I’m currently reading Thinking, Fast and Slow by Daniel Kahneman—a great book on how we make decisions, and how we can learn to make better ones. Its assertions are shocking, and even insulting, but they’re all the more useful for it. (Look for a full review here soon.)
One of Kahneman’s points is how bad we are at remembering what we thought at a given time—and how we tend, in retrospect, to think we were much more prescient than we actually were. Only by returning to thoughts you wrote down at the time, and comparing them with what really happened, can you identify your mistakes and learn from them.
Thus inspired, I spent some time this weekend in the wayback machine, revisiting my old notes and writings from several years ago—in the aftermath of the financial crisis but before the financial markets had recovered strongly.

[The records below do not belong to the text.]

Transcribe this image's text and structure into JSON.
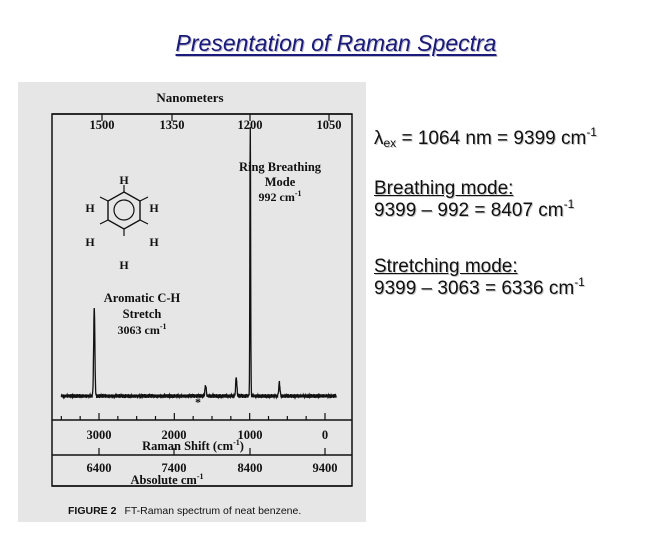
{
  "slide": {
    "title": "Presentation of Raman Spectra"
  },
  "notes": {
    "excitation": {
      "symbol": "λ",
      "subscript": "ex",
      "equation": " = 1064 nm = 9399 cm",
      "exponent": "-1"
    },
    "breathing": {
      "heading": "Breathing mode:",
      "equation": "9399 – 992 = 8407 cm",
      "exponent": "-1"
    },
    "stretching": {
      "heading": "Stretching mode:",
      "equation": "9399 – 3063 = 6336 cm",
      "exponent": "-1"
    }
  },
  "chart_data": {
    "type": "line",
    "top_axis": {
      "label": "Nanometers",
      "ticks": [
        "1500",
        "1350",
        "1200",
        "1050"
      ]
    },
    "x_axis": {
      "label": "Raman Shift (cm",
      "label_exponent": "-1",
      "label_close": ")",
      "ticks": [
        3000,
        2000,
        1000,
        0
      ],
      "tick_labels": [
        "3000",
        "2000",
        "1000",
        "0"
      ],
      "direction": "decreasing-left-to-right"
    },
    "absolute_axis": {
      "label": "Absolute cm",
      "label_exponent": "-1",
      "ticks": [
        "6400",
        "7400",
        "8400",
        "9400"
      ]
    },
    "peaks": [
      {
        "shift": 3063,
        "relative_intensity": 0.33
      },
      {
        "shift": 1585,
        "relative_intensity": 0.04
      },
      {
        "shift": 1178,
        "relative_intensity": 0.07
      },
      {
        "shift": 992,
        "relative_intensity": 1.0
      },
      {
        "shift": 606,
        "relative_intensity": 0.05
      }
    ],
    "annotations": {
      "ring_breathing": [
        "Ring Breathing",
        "Mode",
        "992 cm"
      ],
      "ring_breathing_exponent": "-1",
      "aromatic_stretch": [
        "Aromatic C-H",
        "Stretch",
        "3063 cm"
      ],
      "aromatic_stretch_exponent": "-1",
      "marker": "*"
    },
    "molecule": {
      "atoms": [
        "H",
        "H",
        "H",
        "H",
        "H",
        "H"
      ]
    },
    "caption": {
      "label": "FIGURE 2",
      "text": "FT-Raman spectrum of neat benzene."
    }
  }
}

Don’t bet against a determined government
How did what I thought at the time stack up with what actually happened? My biggest mistake was to underestimate the willingness of government institutions, including the Federal Reserve, to intervene.
Simply put, the government wasn’t going to let the economy collapse; rather, it was going to do anything—repeat, anything—to make sure that didn’t happen, legal or not. To be sure, this wasn't a guarantee of success, but I didn’t give sufficient credence to the government’s determination, and I overestimated its chances of failure.
Back to the present . . .
The same dynamic is now playing out in Japan, where we just saw the central bank raise the ante on its quantitative easing program, and in China, where the government continues to stimulate to keep the economy moving.
Several years ago, I might have said that they can’t keep this up forever (and they can’t). Now, though, I’m much more aware that they may do far more than anyone thinks possible, if necessary. Just because I can’t see what their next steps are doesn’t mean they won’t come up with something. Failure is a bad bet right now.
You might say the same for Europe, but there I have my doubts. Unlike the U.S., Japan, or China, Europe doesn’t have unified institutions and a single political sphere. The European Central Bank is deeply split on the possibility of quantitative easing, and so it does far less than is needed. Germany and France, the two major powers, can’t even agree on the base assumptions for an economic policy.
Essentially, Europe simply cannot do what the U.S. did and Japan and China are doing; it’s politically impossible, both at the national level and, more important, at the level of actual voters.
And in another five years?
Looking back at my notes from today five years in the future, I suspect that China and Japan will have weathered the storm—though no doubt with quite a bit of collateral damage. I’m less hopeful about the eurozone. Although concentrated action could probably preserve it, the unity of purpose necessary to catalyze such measures simply isn't there.